First, as to your calibration and achieving 1.0 PSIG.
Give this article a read as it is based on an Arduino but would work with any pressure sensor. While the article focuses on measuring level in a tank if the level is known the pressure can be calculated. I place a tube within a larger diameter tube and place a cap on the larger tube and fill it with water. If I insert my small diameter tube into the water and down, then blow into the small tube as I push water out of the tube using air pressure the required pressure to get bubbles to escape the bottom of the tube is proportional to the the water level in the tube.
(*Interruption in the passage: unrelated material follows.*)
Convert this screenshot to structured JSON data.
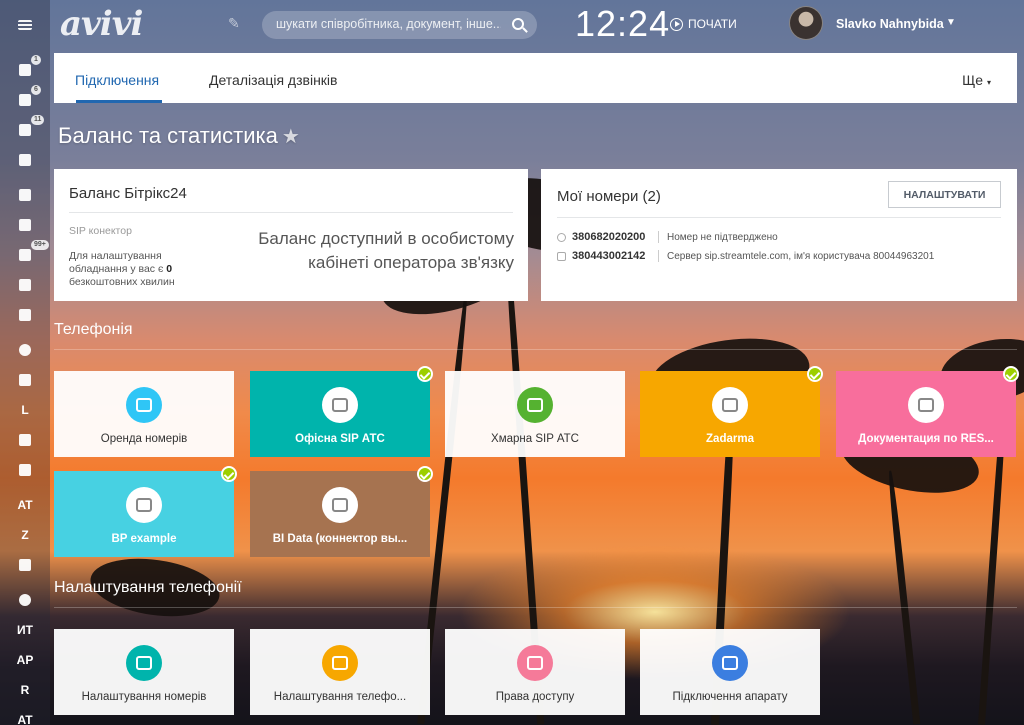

If I take a large diameter PVC pipe and cap one end, my pipe is 36" tall (3 foot section of pipe) and place a ruler in it or beside it (clear pipe) then fill it to 27.68" of water (26.7" is close enough) you can figure when my narrow tube bubbles I am applying 1.0 PSIG. Short of an elaborate calibration system that will get you an accurate 1.0 PSIG or less with less water level. 6.9" water = 0.250 PSIG, 13.8" water = 0.5 PSIG, 20.8" water = 0.750 PSIG and 27.7" water = 1.0 PSIG.
That said and as Carl points out, when you start using lower excitation voltages you gain needs increased and your accuracy suffers. This is not a good practice. Also, you want the reference voltage to be as stable as possible. Any drift in the excitation voltage will reflect in the mV/V output of the bridge and then be amplified by the instrumentation amplifier. This is where it is wise and good practice to use a
stable 10 volt reference for the bridge excitation. A Google of 10 Volt Reference will bring up a dozen hits similar to the link. If you want to accurately measure and resolve 1.0 PSIG you really want good stability.
As to the Reference terminal:
REFERENCE TERMINAL
The reference terminal potential defines the zero output voltage
and is especially useful when the load does not share a precise
ground with the rest of the system. It provides a direct means of
injecting a precise offset to the output, with an allowable range
of 2 V within the supply voltages. Parasitic resistance should be
kept to a minimum for optimum CMR.
For your application reference gets tied to ground. See the AD620 data sheet. Also the +VS (Positive Vsupply) and -VS 9Negative Vsupply) are your power for the instrumentation amplifier. I do not understand the reference to a Function Generator?
This is the data sheet for the AD620, have you read it and looked at the examples? Pin 6 the output would go to your uC (Arduino Analog Input).